Performance Compensation

  • Not applicable to non-employee directors at DXLG; director pay consists of cash retainers and equity elections, not performance-based awards.

Other Directorships & Interlocks

  • Current public boards: OneWater Marine (Audit, Compensation), Zumiez (Audit, Nominating & Governance).
  • Peer interlock note: Zumiez is included in DXLG’s pay benchmarking peer set, creating potential information-flow considerations; mitigated as Ms. Bauza does not sit on DXLG’s Compensation Committee.
  • Internal network tie: Both Ms. Bauza and fellow DXLG director Jack Boyle held senior roles at Fanatics with overlapping tenure (2019–2021), which may enhance retail insights but is not a related-party transaction.

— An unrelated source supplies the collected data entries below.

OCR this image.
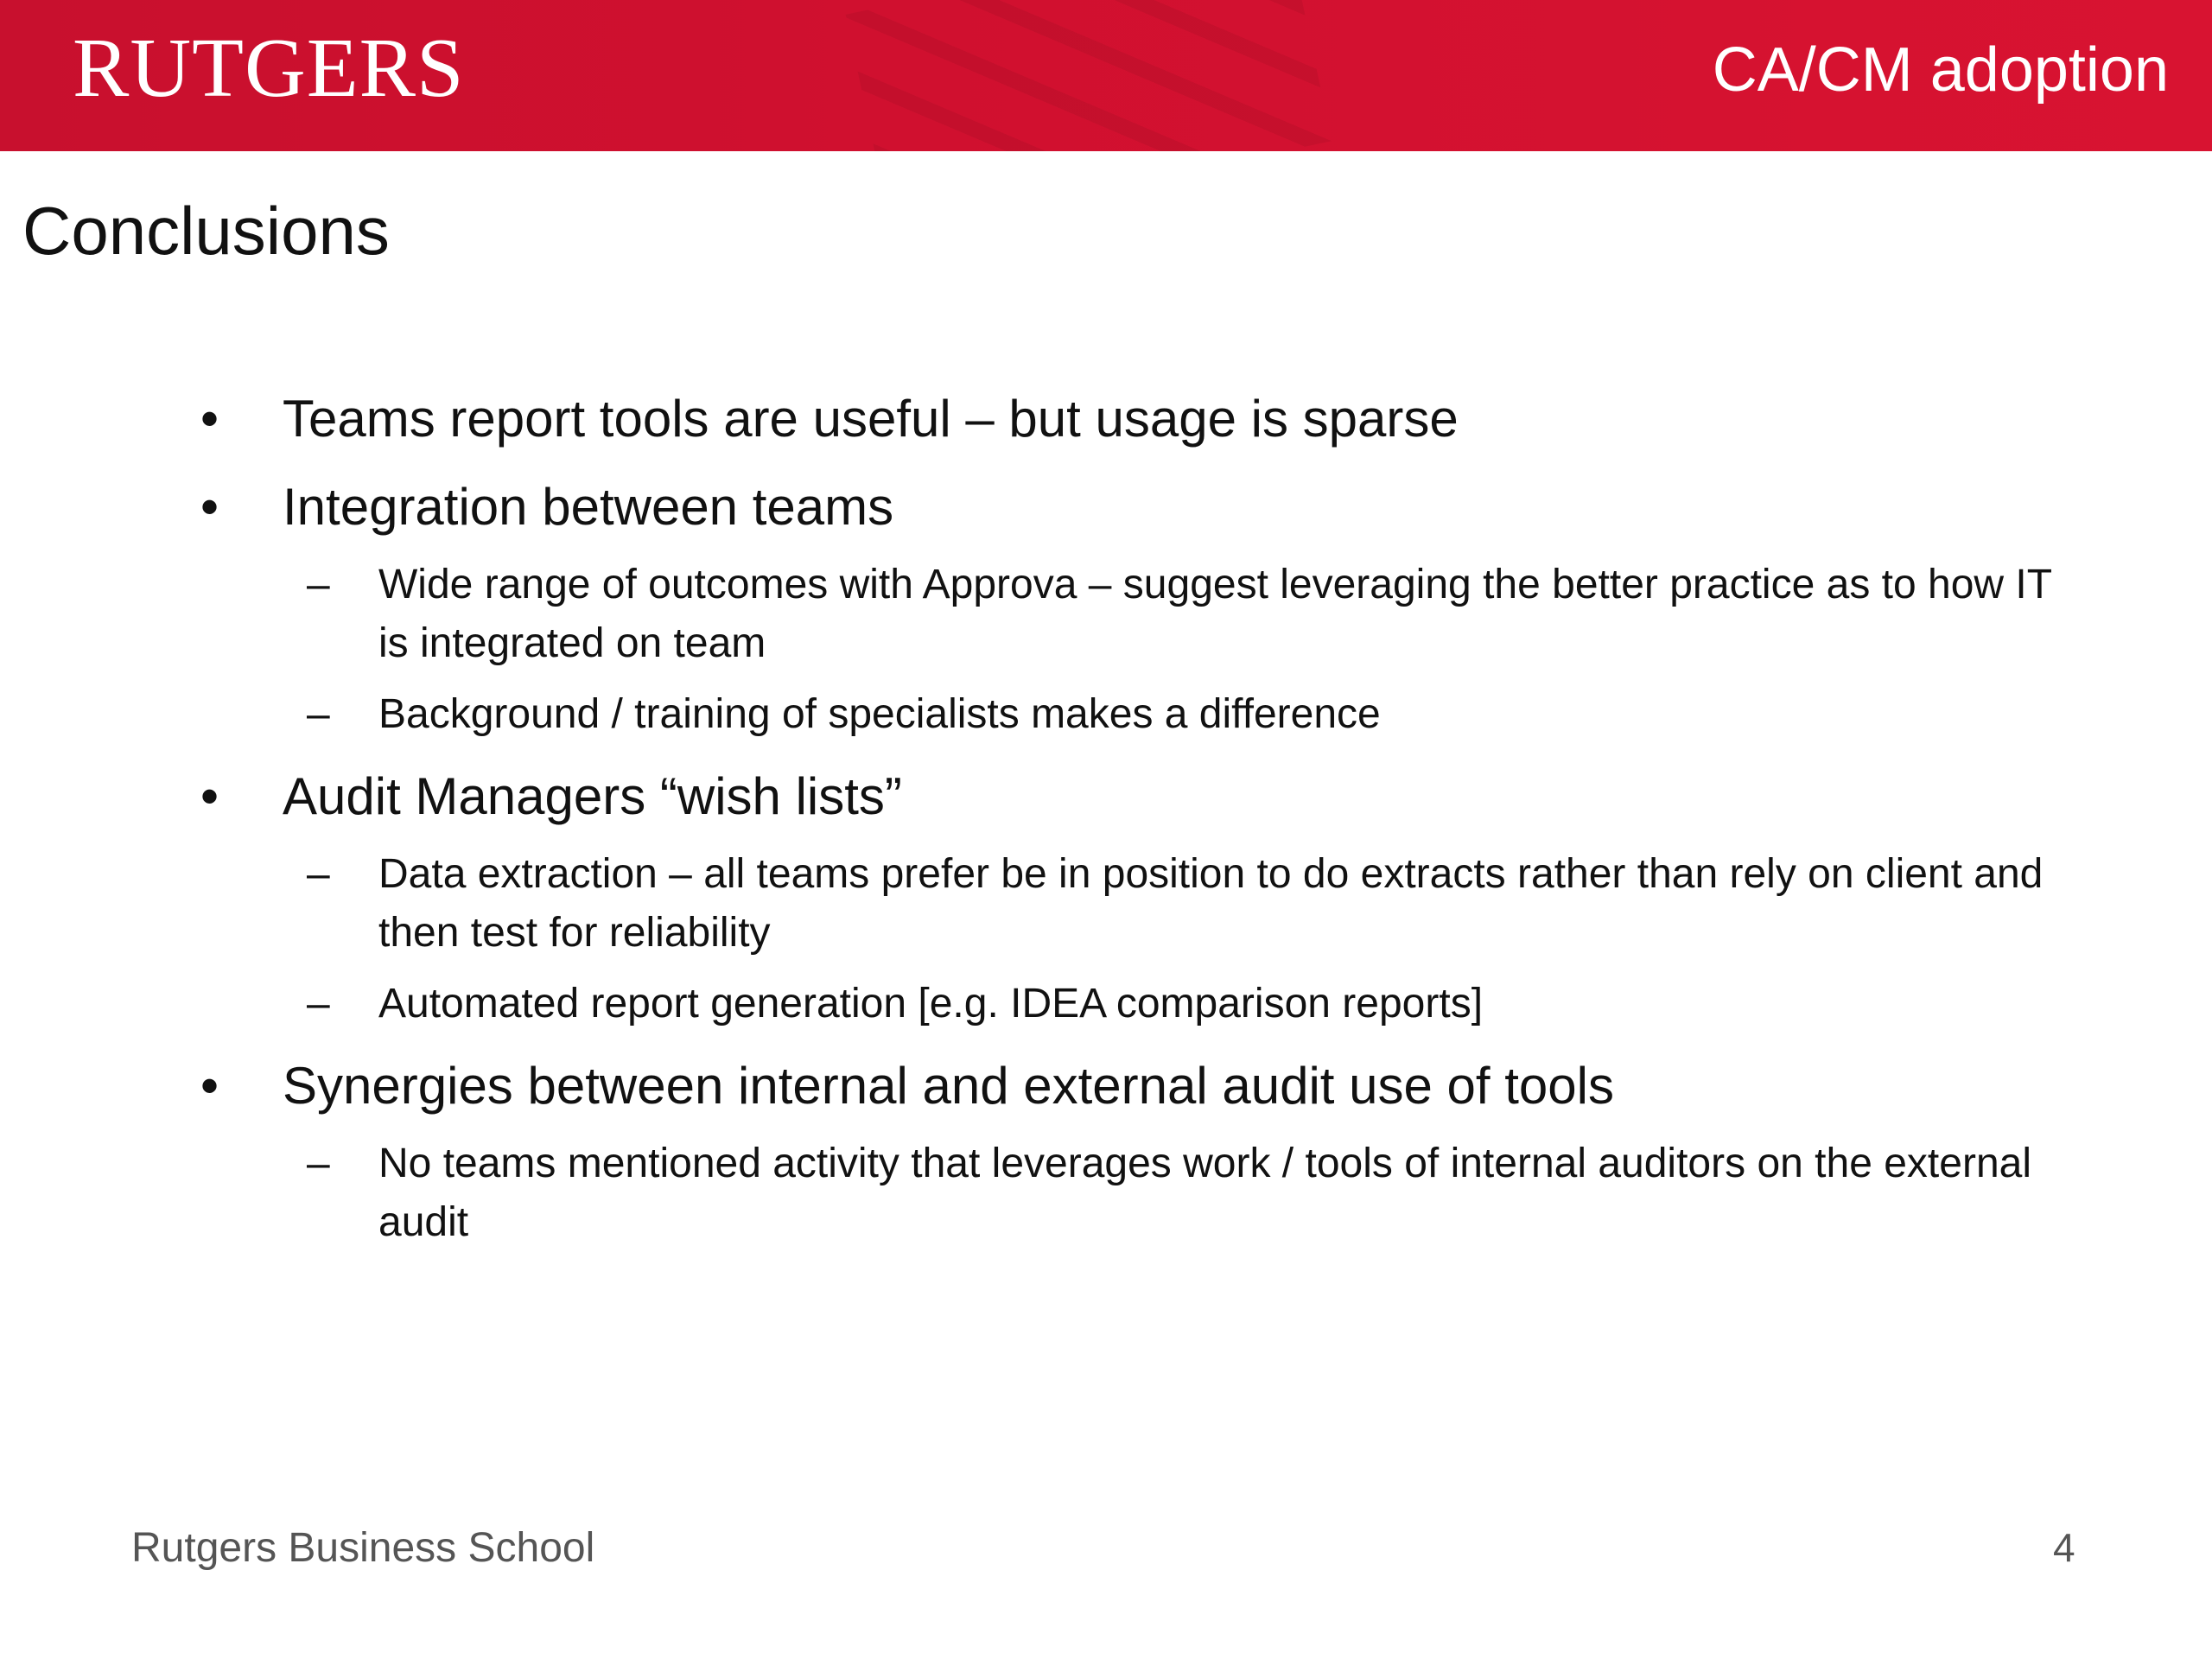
RUTGERS	CA/CM adoption
Conclusions

•	Teams report tools are useful – but usage is sparse

•	Integration between teams

–	Wide range of outcomes with Approva – suggest leveraging the better practice as to how IT is integrated on team

–	Background / training of specialists makes a difference

•	Audit Managers “wish lists”

–	Data extraction – all teams prefer be in position to do extracts rather than rely on client and then test for reliability

–	Automated report generation [e.g. IDEA comparison reports]

•	Synergies between internal and external audit use of tools

–	No teams mentioned activity that leverages work / tools of internal auditors on the external audit

Rutgers Business School	4
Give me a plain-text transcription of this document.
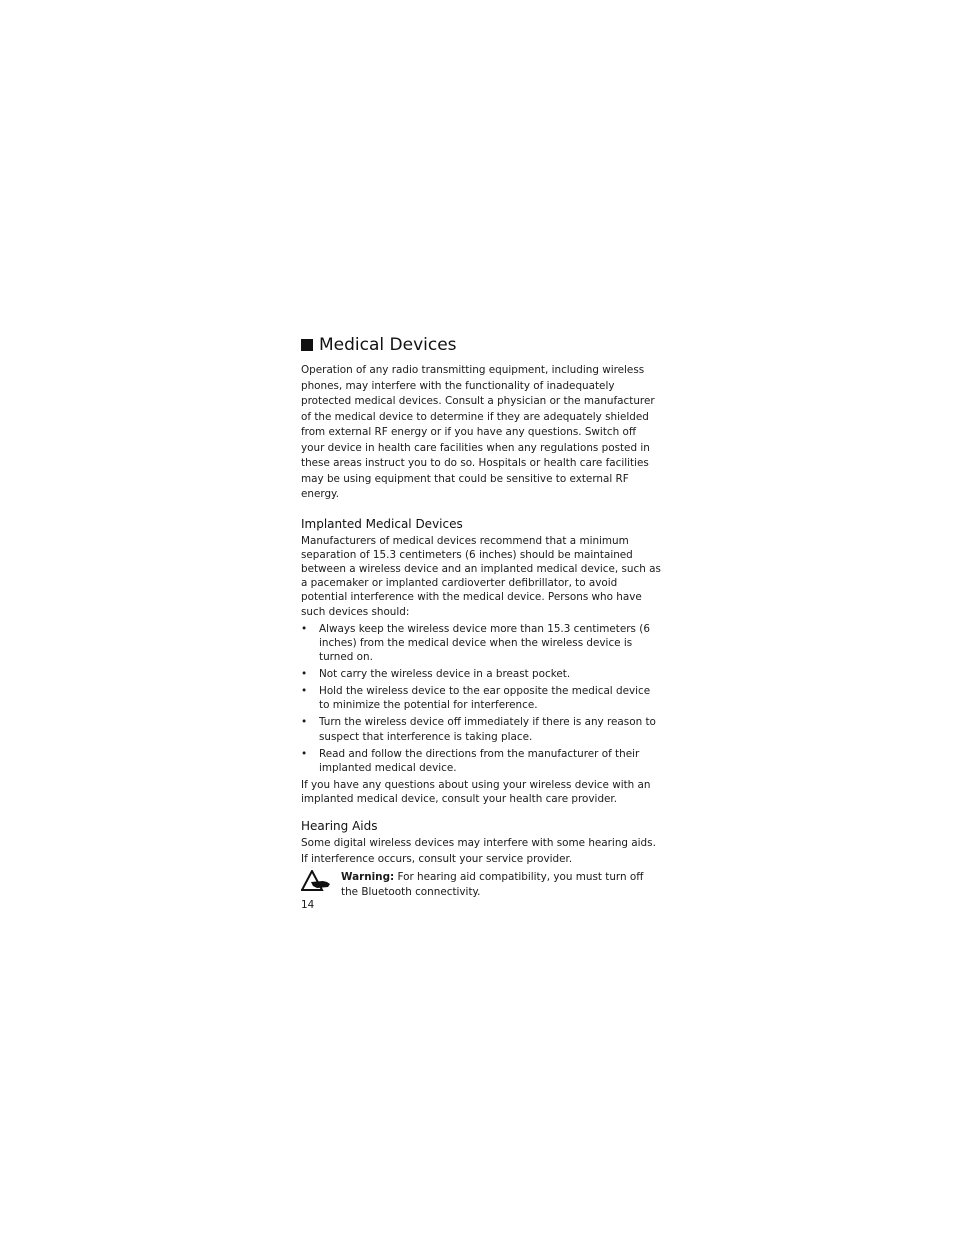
Medical Devices

Operation of any radio transmitting equipment, including wireless phones, may interfere with the functionality of inadequately protected medical devices. Consult a physician or the manufacturer of the medical device to determine if they are adequately shielded from external RF energy or if you have any questions. Switch off your device in health care facilities when any regulations posted in these areas instruct you to do so. Hospitals or health care facilities may be using equipment that could be sensitive to external RF energy.

Implanted Medical Devices

Manufacturers of medical devices recommend that a minimum separation of 15.3 centimeters (6 inches) should be maintained between a wireless device and an implanted medical device, such as a pacemaker or implanted cardioverter defibrillator, to avoid potential interference with the medical device. Persons who have such devices should:

• Always keep the wireless device more than 15.3 centimeters (6 inches) from the medical device when the wireless device is turned on.
• Not carry the wireless device in a breast pocket.
• Hold the wireless device to the ear opposite the medical device to minimize the potential for interference.
• Turn the wireless device off immediately if there is any reason to suspect that interference is taking place.
• Read and follow the directions from the manufacturer of their implanted medical device.

If you have any questions about using your wireless device with an implanted medical device, consult your health care provider.

Hearing Aids

Some digital wireless devices may interfere with some hearing aids.

If interference occurs, consult your service provider.

Warning: For hearing aid compatibility, you must turn off the Bluetooth connectivity.
14
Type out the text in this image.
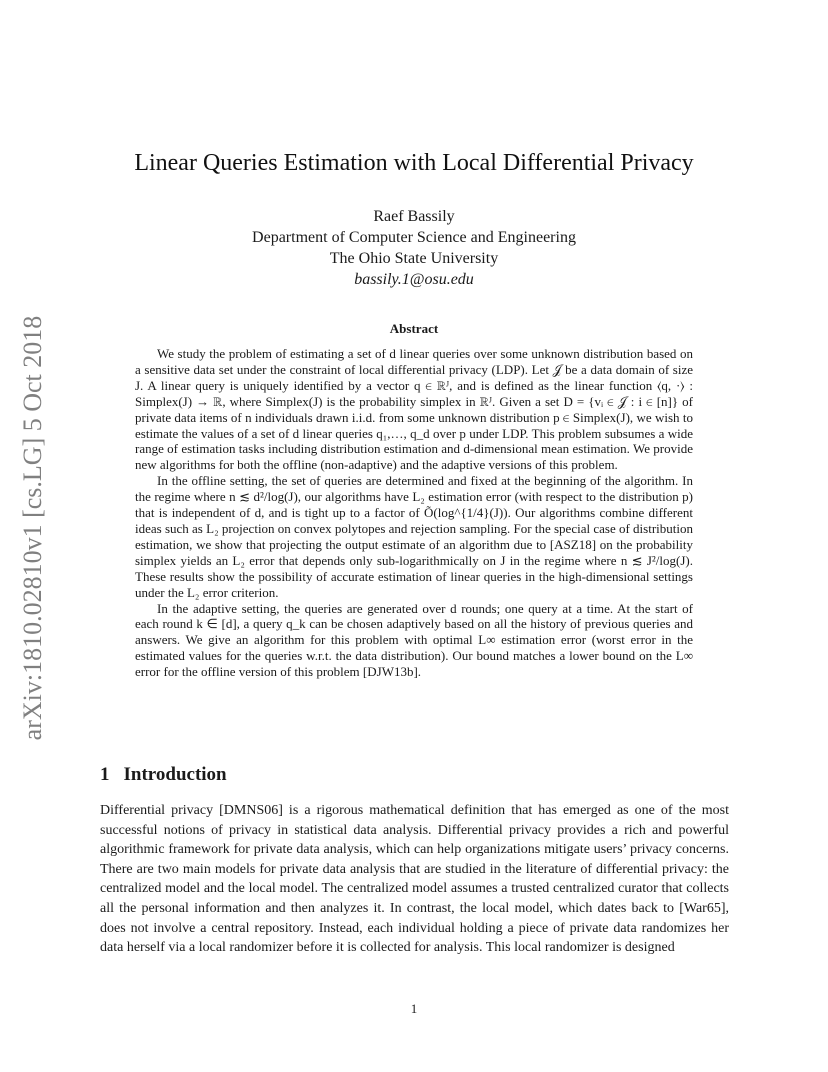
arXiv:1810.02810v1 [cs.LG] 5 Oct 2018
Linear Queries Estimation with Local Differential Privacy
Raef Bassily
Department of Computer Science and Engineering
The Ohio State University
bassily.1@osu.edu
Abstract

We study the problem of estimating a set of d linear queries over some unknown distribution based on a sensitive data set under the constraint of local differential privacy (LDP). Let 𝒥 be a data domain of size J. A linear query is uniquely identified by a vector q ∈ ℝᴶ, and is defined as the linear function ⟨q, ·⟩ : Simplex(J) → ℝ, where Simplex(J) is the probability simplex in ℝᴶ. Given a set D = {vᵢ ∈ 𝒥 : i ∈ [n]} of private data items of n individuals drawn i.i.d. from some unknown distribution p ∈ Simplex(J), we wish to estimate the values of a set of d linear queries q₁,…, q_d over p under LDP. This problem subsumes a wide range of estimation tasks including distribution estimation and d-dimensional mean estimation. We provide new algorithms for both the offline (non-adaptive) and the adaptive versions of this problem.

In the offline setting, the set of queries are determined and fixed at the beginning of the algorithm. In the regime where n ≲ d²/log(J), our algorithms have L₂ estimation error (with respect to the distribution p) that is independent of d, and is tight up to a factor of Õ(log^{1/4}(J)). Our algorithms combine different ideas such as L₂ projection on convex polytopes and rejection sampling. For the special case of distribution estimation, we show that projecting the output estimate of an algorithm due to [ASZ18] on the probability simplex yields an L₂ error that depends only sub-logarithmically on J in the regime where n ≲ J²/log(J). These results show the possibility of accurate estimation of linear queries in the high-dimensional settings under the L₂ error criterion.

In the adaptive setting, the queries are generated over d rounds; one query at a time. At the start of each round k ∈ [d], a query q_k can be chosen adaptively based on all the history of previous queries and answers. We give an algorithm for this problem with optimal L∞ estimation error (worst error in the estimated values for the queries w.r.t. the data distribution). Our bound matches a lower bound on the L∞ error for the offline version of this problem [DJW13b].

1 Introduction

Differential privacy [DMNS06] is a rigorous mathematical definition that has emerged as one of the most successful notions of privacy in statistical data analysis. Differential privacy provides a rich and powerful algorithmic framework for private data analysis, which can help organizations mitigate users’ privacy concerns. There are two main models for private data analysis that are studied in the literature of differential privacy: the centralized model and the local model. The centralized model assumes a trusted centralized curator that collects all the personal information and then analyzes it. In contrast, the local model, which dates back to [War65], does not involve a central repository. Instead, each individual holding a piece of private data randomizes her data herself via a local randomizer before it is collected for analysis. This local randomizer is designed

1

Expertise & Qualifications

  • Retail/merchandising leadership across big-box (Walmart), TV/omni (HSN), and licensed sports e-commerce (Fanatics); strengths in assortment, vendor management, and category P&L.
  • Governance exposure through public company audit/compensation and nominating/governance committees at other boards, plus private and non-profit governance.
  • Cyber/data oversight via DXLG’s Cybersecurity & Data Privacy Committee membership.

Equity Ownership

ItemDetail
Total beneficial ownership (shares)82,542
Ownership as % of outstanding<1%
Vested vs. unvested breakdownNot disclosed for directors; director grants are largely unrestricted shares via retainer elections.
OptionsNone disclosed for Ms. Bauza.
Shares pledged as collateralProhibited by policy (no pledging/hedging).
Ownership guidelinesRequired to hold equity equal to ≥3x annual retainer; 60% of retainer paid in stock until guideline met.

Governance Assessment

  • Strengths:

    • Independent director with strong merchandising/retail background; active on Nominating/ESG and Cybersecurity committees.
    • Solid engagement framework: Board met 12x with ≥75% attendance by all directors; independent Board and committees.
    • Alignment mechanisms: mandatory equity mix and 3x-retainer ownership guideline; prohibition on hedging/pledging.
    • No related-party transactions disclosed in FY2024 involving directors or their immediate families.
    • Section 16 compliance: late filings disclosed for certain officers; no mention of Ms. Bauza among late filers.
    • Shareholder support context: say-on-pay approval of 89.4% at 2024 annual meeting indicates general investor alignment on pay philosophy (board-level oversight relevance).
  • Watch items / potential red flags:

    • Peer interlock: service on Zumiez board (a DXLG peer used for pay benchmarking) warrants monitoring of information-flow and benchmarking independence, though mitigated by her non-membership on DXLG’s Compensation Committee.
    • Network tie with Jack Boyle via overlapping Fanatics tenure (2019–2021); not a related-party transaction but a board network linkage to note.

Overall, Ms. Bauza appears to strengthen board effectiveness in merchandising and omni-channel retail, with appropriate independence, attendance, and ownership alignment. The primary governance sensitivity is her concurrent board service at a compensation peer (Zumiez), mitigated by committee assignments that exclude DXLG’s Compensation Committee.